Governo Prodi I: Reintroduzione del finanziamento pubblico ai partiti (non è l'unico provvedimento a riguardo), con la legge n° 2 del 2 gennaio 1997; Leggi Bassanini, che raggruppano legge n° 59 del 15 marzo 1997, n° 127 del 15 maggio 1997, n° 191 del 16 giugno 1998 e n° 50 dell'8 marzo 1999 (quest'ultima è stata varata durante il Governo D'Alema I); «pacchetto Treu» sull'occupazione, 1997; Legge Turco-Napolitano, che istituisce i Centri di permanenza temporanea, 1998; Legge Maccanico; privatizzazione del 35,26% del capitale Telecom (qui un breve riassunto delle varie tappe della privatizzazione).
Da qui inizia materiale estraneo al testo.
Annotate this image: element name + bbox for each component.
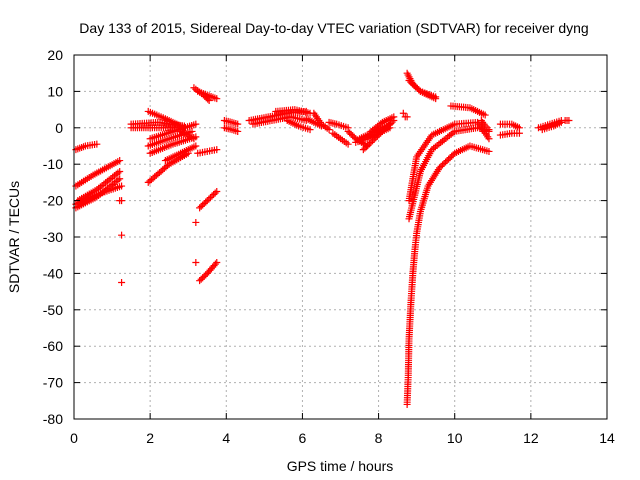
y-tick-label: -30 <box>43 229 63 245</box>
data-point <box>481 111 489 119</box>
data-point <box>213 258 221 266</box>
data-point <box>211 260 219 268</box>
data-point <box>377 129 385 137</box>
data-point <box>515 129 523 137</box>
data-point <box>380 126 388 134</box>
data-point <box>118 182 126 190</box>
data-point <box>378 127 386 135</box>
data-point <box>203 197 211 205</box>
data-point <box>192 218 200 226</box>
y-tick-label: 20 <box>47 47 63 63</box>
y-tick-label: -20 <box>43 193 63 209</box>
y-tick-label: -50 <box>43 302 63 318</box>
data-point <box>213 188 221 195</box>
data-point <box>432 95 440 103</box>
data-point <box>116 175 124 183</box>
data-point <box>118 279 126 286</box>
data-point <box>234 127 242 135</box>
data-point <box>365 140 373 148</box>
data-point <box>325 126 333 134</box>
data-point <box>190 135 198 143</box>
data-point <box>377 120 385 128</box>
axis-ticks: 0 2 4 6 8 10 12 14 20 10 0 -10 -20 -30 -40 -50 -60 -70 -80 <box>43 47 615 446</box>
data-point <box>118 197 126 205</box>
y-tick-label: -40 <box>43 265 63 281</box>
data-point <box>211 189 219 197</box>
data-point <box>116 157 124 165</box>
y-tick-label: 10 <box>47 83 63 99</box>
x-tick-label: 0 <box>70 430 78 446</box>
data-point <box>383 123 391 131</box>
data-point <box>369 137 377 145</box>
gridlines <box>74 55 607 419</box>
x-axis-title: GPS time / hours <box>287 458 394 474</box>
y-tick-label: -10 <box>43 156 63 172</box>
data-point <box>370 135 378 143</box>
chart-title: Day 133 of 2015, Sidereal Day-to-day VTE… <box>79 20 588 36</box>
x-tick-label: 2 <box>146 430 154 446</box>
data-point <box>205 195 213 203</box>
data-point <box>213 146 221 154</box>
data-point <box>210 191 218 199</box>
data-point <box>485 135 493 143</box>
data-point <box>192 120 200 128</box>
data-point <box>234 120 242 128</box>
data-point <box>415 86 423 94</box>
data-point <box>557 118 565 126</box>
x-tick-label: 14 <box>599 430 615 446</box>
data-point <box>407 78 415 86</box>
data-point <box>372 134 380 142</box>
data-points <box>72 69 573 408</box>
data-point <box>164 162 172 170</box>
data-point <box>485 126 493 134</box>
data-point <box>373 132 381 140</box>
data-point <box>382 124 390 132</box>
data-point <box>93 140 101 148</box>
data-point <box>306 126 314 134</box>
data-point <box>408 80 416 88</box>
data-point <box>413 84 421 92</box>
x-tick-label: 6 <box>299 430 307 446</box>
data-point <box>367 138 375 146</box>
data-point <box>390 113 398 121</box>
data-point <box>202 198 210 206</box>
data-point <box>118 231 126 239</box>
y-tick-label: -80 <box>43 411 63 427</box>
data-point <box>565 117 573 125</box>
data-point <box>375 131 383 139</box>
y-tick-label: -70 <box>43 375 63 391</box>
data-point <box>208 192 216 200</box>
data-point <box>485 147 493 155</box>
data-point <box>403 113 411 121</box>
data-point <box>385 121 393 129</box>
y-tick-label: -60 <box>43 338 63 354</box>
y-axis-title: SDTVAR / TECUs <box>6 181 22 293</box>
data-point <box>206 194 214 202</box>
data-point <box>410 81 418 89</box>
data-point <box>213 95 221 103</box>
data-point <box>188 127 196 135</box>
data-point <box>116 167 124 175</box>
x-tick-label: 12 <box>523 430 539 446</box>
data-point <box>405 76 413 84</box>
data-point <box>399 109 407 117</box>
x-tick-label: 4 <box>222 430 230 446</box>
data-point <box>344 140 352 148</box>
data-point <box>412 83 420 91</box>
x-tick-label: 10 <box>447 430 463 446</box>
data-point <box>192 142 200 150</box>
data-point <box>192 258 200 266</box>
x-tick-label: 8 <box>375 430 383 446</box>
y-tick-label: 0 <box>55 120 63 136</box>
Governo D'Alema I e II: Privatizzazione - tra le altre - di Autostrade, 1999; Riforma Berlinguer (Legge quadro in materia di riordino dei cicli dell'Istruzione), 2000.
Governo Prodi II: Decreto Bersani-Visco, 2006; Decreto Bersani-bis, 2007.
Governo Monti: Riforma Fornero delle pensioni, 2011; conversione - con modifiche - del decreto sull'Imu (Governo Berlusconi IV), con la legge n° 214 del 24 dicembre 2011; inserimento del pareggio di bilancio in Costituzione, 2011; Riforma Fornero del mercato del lavoro, 2012; Legge Severino, 2012.
Governo Letta: Ratifica Convenzione del Consiglio d'Europa, 2013; legge di contrasto alla violenza di genere, 2013.
E naturalmente in questo ventennio è cambiata la moneta, è entrato in vigore il trattato di Lisbona: ci sono stati cambiamenti strutturali nell'ordinamento dello Stato, in numerosi settori; D'Alema nel 2013 vantava il primato di riforme dei governi di centro-sinistra, per cui il punto non è "Fare vs Immobilismo". Il punto è cosa si fa e cosa non si fa, gli interessi alla base dei provvedimenti e gli scopi verso cui tendono: di questo si occupa la politica (e «politica» non è sinonimo di «partiti»). È stato veloce il Governo Monti nei provvedimenti presi («Super Mario» ce lo ricordiamo?), ma di quella velocità c'è chi ha scontato gli effetti negativi, come gli esodati: prendere la rapidità come fattore auto-validante non ha senso. Anche il centro-destra fa e ha fatto: proprio nel Governo Monti, ad esempio, Forza Italia e Partito democratico hanno fatto insieme, perciò questo tipo di retorica non può essere «venduta» come qualità politica di Renzi, o impugnata da chi lo sostiene come segno di un'appartenenza a sinistra. Si è, piuttosto, nel terreno delle «idee senza parole» di cui parlava Furio Jesi in Cultura di destra: una forma malleabile e oscurantista attorno cui costruire consenso.
Ci siamo forse scordati del «Governo del fare», espressione tipica della retorica berlusconiana? Perché l'«uomo del fare» Berlusconi è di destra, e l'«uomo del fare» Renzi è di sinistra? Perché chi usava quella retorica allora era berlusconiano e di destra, e oggi è renziano e di sinistra? E Letta, col suo «Decreto fare» come si colloca? Ma soprattutto: perché le riforme sarebbero un valore positivo di per sé, e la contrarietà alle riforme un valore negativo di per sé, come se la politica fosse un treno di lanciato lungo un binario e che al massimo consente di scegliere il posto a sedere?